If you could remove one single thing from existence, a person, idea, type of food, etc, what would it be and why?
i would remove Religion. Terrible idea with consequences that nobody saw coming.


Did your radio career start at Sirius XM? How did you get your start?
My “Radio Career” started in college and then in Westchester, NY on a station called X107. i was the Over-Night Guy and then got moved to Afternoons. That station flipped Country so i was then moved out here to be the Night Slammer on our sister station Y107, that station flipped Spanish, so i was fired. i did weird shit for a few years and then my old boss, S. Blatter got me hired on Faction. That was 6 years ago or something. Time flies. Wow. Can i take a moment to state, for the record, that John Duncan is the dumbest cunt i’ve ever met in radio? And i’ve met my fair share. Thanx, i needed that.
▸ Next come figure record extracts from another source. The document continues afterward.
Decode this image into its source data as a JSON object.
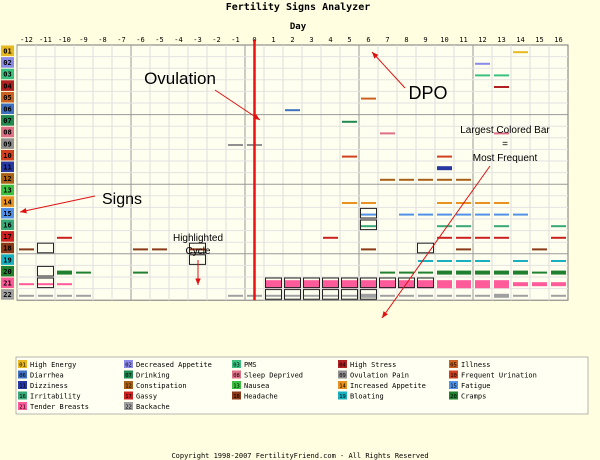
{
  "page": {
    "title": "Fertility Signs Analyzer",
    "copyright": "Copyright 1998-2007 FertilityFriend.com - All Rights Reserved"
  },
  "chart_data": {
    "type": "heatmap",
    "title": "Fertility Signs Analyzer",
    "xlabel": "Day",
    "x": [
      -12,
      -11,
      -10,
      -9,
      -8,
      -7,
      -6,
      -5,
      -4,
      -3,
      -2,
      -1,
      0,
      1,
      2,
      3,
      4,
      5,
      6,
      7,
      8,
      9,
      10,
      11,
      12,
      13,
      14,
      15,
      16
    ],
    "rows": [
      "01",
      "02",
      "03",
      "04",
      "05",
      "06",
      "07",
      "08",
      "09",
      "10",
      "11",
      "12",
      "13",
      "14",
      "15",
      "16",
      "17",
      "18",
      "19",
      "20",
      "21",
      "22"
    ],
    "row_colors": [
      "#e8b820",
      "#8a8ae8",
      "#3cc080",
      "#b02020",
      "#cc6020",
      "#4070c0",
      "#208850",
      "#e07088",
      "#909090",
      "#d04020",
      "#2838a0",
      "#a86018",
      "#3cc040",
      "#e89020",
      "#5090e8",
      "#38a878",
      "#cc2020",
      "#8a3a18",
      "#18b0c0",
      "#208030",
      "#ff5a9a",
      "#a0a0a0"
    ],
    "sign_legend": [
      {
        "code": "01",
        "name": "High Energy",
        "color": "#e8b820"
      },
      {
        "code": "02",
        "name": "Decreased Appetite",
        "color": "#8a8ae8"
      },
      {
        "code": "03",
        "name": "PMS",
        "color": "#3cc080"
      },
      {
        "code": "04",
        "name": "High Stress",
        "color": "#b02020"
      },
      {
        "code": "05",
        "name": "Illness",
        "color": "#cc6020"
      },
      {
        "code": "06",
        "name": "Diarrhea",
        "color": "#4070c0"
      },
      {
        "code": "07",
        "name": "Drinking",
        "color": "#208850"
      },
      {
        "code": "08",
        "name": "Sleep Deprived",
        "color": "#e07088"
      },
      {
        "code": "09",
        "name": "Ovulation Pain",
        "color": "#909090"
      },
      {
        "code": "10",
        "name": "Frequent Urination",
        "color": "#d04020"
      },
      {
        "code": "11",
        "name": "Dizziness",
        "color": "#2838a0"
      },
      {
        "code": "12",
        "name": "Constipation",
        "color": "#a86018"
      },
      {
        "code": "13",
        "name": "Nausea",
        "color": "#3cc040"
      },
      {
        "code": "14",
        "name": "Increased Appetite",
        "color": "#e89020"
      },
      {
        "code": "15",
        "name": "Fatigue",
        "color": "#5090e8"
      },
      {
        "code": "16",
        "name": "Irritability",
        "color": "#38a878"
      },
      {
        "code": "17",
        "name": "Gassy",
        "color": "#cc2020"
      },
      {
        "code": "18",
        "name": "Headache",
        "color": "#8a3a18"
      },
      {
        "code": "19",
        "name": "Bloating",
        "color": "#18b0c0"
      },
      {
        "code": "20",
        "name": "Cramps",
        "color": "#208030"
      },
      {
        "code": "21",
        "name": "Tender Breasts",
        "color": "#ff5a9a"
      },
      {
        "code": "22",
        "name": "Backache",
        "color": "#a0a0a0"
      }
    ],
    "bars": [
      {
        "day": 14,
        "row": "01",
        "level": 1
      },
      {
        "day": 12,
        "row": "02",
        "level": 1
      },
      {
        "day": 12,
        "row": "03",
        "level": 1
      },
      {
        "day": 13,
        "row": "03",
        "level": 1
      },
      {
        "day": 13,
        "row": "04",
        "level": 1
      },
      {
        "day": 6,
        "row": "05",
        "level": 1
      },
      {
        "day": 2,
        "row": "06",
        "level": 1
      },
      {
        "day": 5,
        "row": "07",
        "level": 1
      },
      {
        "day": 7,
        "row": "08",
        "level": 1
      },
      {
        "day": 13,
        "row": "08",
        "level": 1
      },
      {
        "day": -1,
        "row": "09",
        "level": 1
      },
      {
        "day": 0,
        "row": "09",
        "level": 1
      },
      {
        "day": 5,
        "row": "10",
        "level": 1
      },
      {
        "day": 10,
        "row": "10",
        "level": 1
      },
      {
        "day": 10,
        "row": "11",
        "level": 2
      },
      {
        "day": 10,
        "row": "12",
        "level": 1
      },
      {
        "day": 7,
        "row": "12",
        "level": 1
      },
      {
        "day": 8,
        "row": "12",
        "level": 1
      },
      {
        "day": 9,
        "row": "12",
        "level": 1
      },
      {
        "day": 11,
        "row": "12",
        "level": 1
      },
      {
        "day": 5,
        "row": "14",
        "level": 1
      },
      {
        "day": 6,
        "row": "14",
        "level": 1
      },
      {
        "day": 10,
        "row": "14",
        "level": 1
      },
      {
        "day": 11,
        "row": "14",
        "level": 1
      },
      {
        "day": 12,
        "row": "14",
        "level": 1
      },
      {
        "day": 13,
        "row": "14",
        "level": 1
      },
      {
        "day": 6,
        "row": "15",
        "level": 1
      },
      {
        "day": 8,
        "row": "15",
        "level": 1
      },
      {
        "day": 9,
        "row": "15",
        "level": 1
      },
      {
        "day": 10,
        "row": "15",
        "level": 1
      },
      {
        "day": 11,
        "row": "15",
        "level": 1
      },
      {
        "day": 12,
        "row": "15",
        "level": 1
      },
      {
        "day": 13,
        "row": "15",
        "level": 1
      },
      {
        "day": 14,
        "row": "15",
        "level": 1
      },
      {
        "day": 6,
        "row": "16",
        "level": 1
      },
      {
        "day": 10,
        "row": "16",
        "level": 1
      },
      {
        "day": 11,
        "row": "16",
        "level": 1
      },
      {
        "day": 13,
        "row": "16",
        "level": 1
      },
      {
        "day": 16,
        "row": "16",
        "level": 1
      },
      {
        "day": -10,
        "row": "17",
        "level": 1
      },
      {
        "day": 4,
        "row": "17",
        "level": 1
      },
      {
        "day": 10,
        "row": "17",
        "level": 1
      },
      {
        "day": 11,
        "row": "17",
        "level": 1
      },
      {
        "day": 12,
        "row": "17",
        "level": 1
      },
      {
        "day": 13,
        "row": "17",
        "level": 1
      },
      {
        "day": 16,
        "row": "17",
        "level": 1
      },
      {
        "day": -6,
        "row": "18",
        "level": 1
      },
      {
        "day": -5,
        "row": "18",
        "level": 1
      },
      {
        "day": -3,
        "row": "18",
        "level": 1
      },
      {
        "day": -12,
        "row": "18",
        "level": 1
      },
      {
        "day": 6,
        "row": "18",
        "level": 1
      },
      {
        "day": 11,
        "row": "18",
        "level": 1
      },
      {
        "day": 15,
        "row": "18",
        "level": 1
      },
      {
        "day": 9,
        "row": "19",
        "level": 1
      },
      {
        "day": 10,
        "row": "19",
        "level": 1
      },
      {
        "day": 11,
        "row": "19",
        "level": 1
      },
      {
        "day": 12,
        "row": "19",
        "level": 1
      },
      {
        "day": 14,
        "row": "19",
        "level": 1
      },
      {
        "day": 16,
        "row": "19",
        "level": 1
      },
      {
        "day": -10,
        "row": "20",
        "level": 2
      },
      {
        "day": -9,
        "row": "20",
        "level": 1
      },
      {
        "day": -6,
        "row": "20",
        "level": 1
      },
      {
        "day": 7,
        "row": "20",
        "level": 1
      },
      {
        "day": 8,
        "row": "20",
        "level": 1
      },
      {
        "day": 9,
        "row": "20",
        "level": 1
      },
      {
        "day": 10,
        "row": "20",
        "level": 2
      },
      {
        "day": 11,
        "row": "20",
        "level": 2
      },
      {
        "day": 12,
        "row": "20",
        "level": 2
      },
      {
        "day": 13,
        "row": "20",
        "level": 2
      },
      {
        "day": 14,
        "row": "20",
        "level": 2
      },
      {
        "day": 15,
        "row": "20",
        "level": 1
      },
      {
        "day": 16,
        "row": "20",
        "level": 2
      },
      {
        "day": -12,
        "row": "21",
        "level": 1
      },
      {
        "day": -10,
        "row": "21",
        "level": 1
      },
      {
        "day": -11,
        "row": "21",
        "level": 1
      },
      {
        "day": 1,
        "row": "21",
        "level": 3
      },
      {
        "day": 2,
        "row": "21",
        "level": 3
      },
      {
        "day": 3,
        "row": "21",
        "level": 3
      },
      {
        "day": 4,
        "row": "21",
        "level": 3
      },
      {
        "day": 5,
        "row": "21",
        "level": 3
      },
      {
        "day": 6,
        "row": "21",
        "level": 3
      },
      {
        "day": 7,
        "row": "21",
        "level": 3
      },
      {
        "day": 8,
        "row": "21",
        "level": 3
      },
      {
        "day": 9,
        "row": "21",
        "level": 3
      },
      {
        "day": 10,
        "row": "21",
        "level": 3
      },
      {
        "day": 11,
        "row": "21",
        "level": 3
      },
      {
        "day": 12,
        "row": "21",
        "level": 3
      },
      {
        "day": 13,
        "row": "21",
        "level": 3
      },
      {
        "day": 14,
        "row": "21",
        "level": 2
      },
      {
        "day": 15,
        "row": "21",
        "level": 2
      },
      {
        "day": 16,
        "row": "21",
        "level": 2
      },
      {
        "day": -12,
        "row": "22",
        "level": 1
      },
      {
        "day": -11,
        "row": "22",
        "level": 1
      },
      {
        "day": -10,
        "row": "22",
        "level": 1
      },
      {
        "day": -9,
        "row": "22",
        "level": 1
      },
      {
        "day": -1,
        "row": "22",
        "level": 1
      },
      {
        "day": 0,
        "row": "22",
        "level": 1
      },
      {
        "day": 1,
        "row": "22",
        "level": 1
      },
      {
        "day": 2,
        "row": "22",
        "level": 1
      },
      {
        "day": 3,
        "row": "22",
        "level": 1
      },
      {
        "day": 4,
        "row": "22",
        "level": 1
      },
      {
        "day": 5,
        "row": "22",
        "level": 1
      },
      {
        "day": 6,
        "row": "22",
        "level": 2
      },
      {
        "day": 7,
        "row": "22",
        "level": 1
      },
      {
        "day": 8,
        "row": "22",
        "level": 1
      },
      {
        "day": 9,
        "row": "22",
        "level": 1
      },
      {
        "day": 10,
        "row": "22",
        "level": 1
      },
      {
        "day": 11,
        "row": "22",
        "level": 1
      },
      {
        "day": 12,
        "row": "22",
        "level": 1
      },
      {
        "day": 13,
        "row": "22",
        "level": 2
      },
      {
        "day": 14,
        "row": "22",
        "level": 1
      },
      {
        "day": 16,
        "row": "22",
        "level": 1
      }
    ],
    "highlighted_cycle_boxes": [
      {
        "day": -11,
        "rows": [
          "18",
          "20",
          "21"
        ]
      },
      {
        "day": -3,
        "rows": [
          "18",
          "19"
        ]
      },
      {
        "day": 6,
        "rows": [
          "15",
          "16"
        ]
      },
      {
        "day": 9,
        "rows": [
          "18"
        ]
      },
      {
        "day": 1,
        "rows": [
          "21",
          "22"
        ]
      },
      {
        "day": 2,
        "rows": [
          "21",
          "22"
        ]
      },
      {
        "day": 3,
        "rows": [
          "21",
          "22"
        ]
      },
      {
        "day": 4,
        "rows": [
          "21",
          "22"
        ]
      },
      {
        "day": 5,
        "rows": [
          "21",
          "22"
        ]
      },
      {
        "day": 6,
        "rows": [
          "21",
          "22"
        ]
      },
      {
        "day": 7,
        "rows": [
          "21"
        ]
      },
      {
        "day": 8,
        "rows": [
          "21"
        ]
      },
      {
        "day": 9,
        "rows": [
          "21"
        ]
      }
    ],
    "ovulation_day": 0,
    "annotations": [
      {
        "text": "Ovulation",
        "target": "ovulation-line"
      },
      {
        "text": "DPO",
        "target": "day-axis-6"
      },
      {
        "text": "Signs",
        "target": "row-13"
      },
      {
        "text": "Highlighted",
        "target": "day-minus-3"
      },
      {
        "text": "Cycle",
        "target": "day-minus-3"
      },
      {
        "text": "Largest Colored Bar",
        "target": "row-21"
      },
      {
        "text": "=",
        "target": "row-21"
      },
      {
        "text": "Most Frequent",
        "target": "row-21"
      }
    ],
    "grid": true
  }
}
Let’s pretend Ellis got his own channel (not just online). Would you be open to having an hour show on it? Would you ever consider co-hosting a show on that channel with Judo?
i would kill to be on-the-air with Jude. Incredible human-being. Jimminy!! We could do a helluva morning show, except he’d never be on time, probably wouldn’t even show up, but when he did!! WATCHOUT!! i would also like to do a 2 hour New Music Show on this Ellis channel, maybe Sunday nights. Can i get an application?

PS – BOLLOCKS!!

THE END


Thanks to Christian for stopping by the show more often with his own signature segments, for helping test studio security, and for taking the time to do this Q & A session for NYA. He may have allegedly banged way more famous & hot chicks than any of us, he might even also call soccer “football” or even “footy”, but he’s very good at what he does, is entertaining, and has taken steps to not sound like Johnny Rotten. Plus we’ve never heard him say “bollocks” on-air. OH!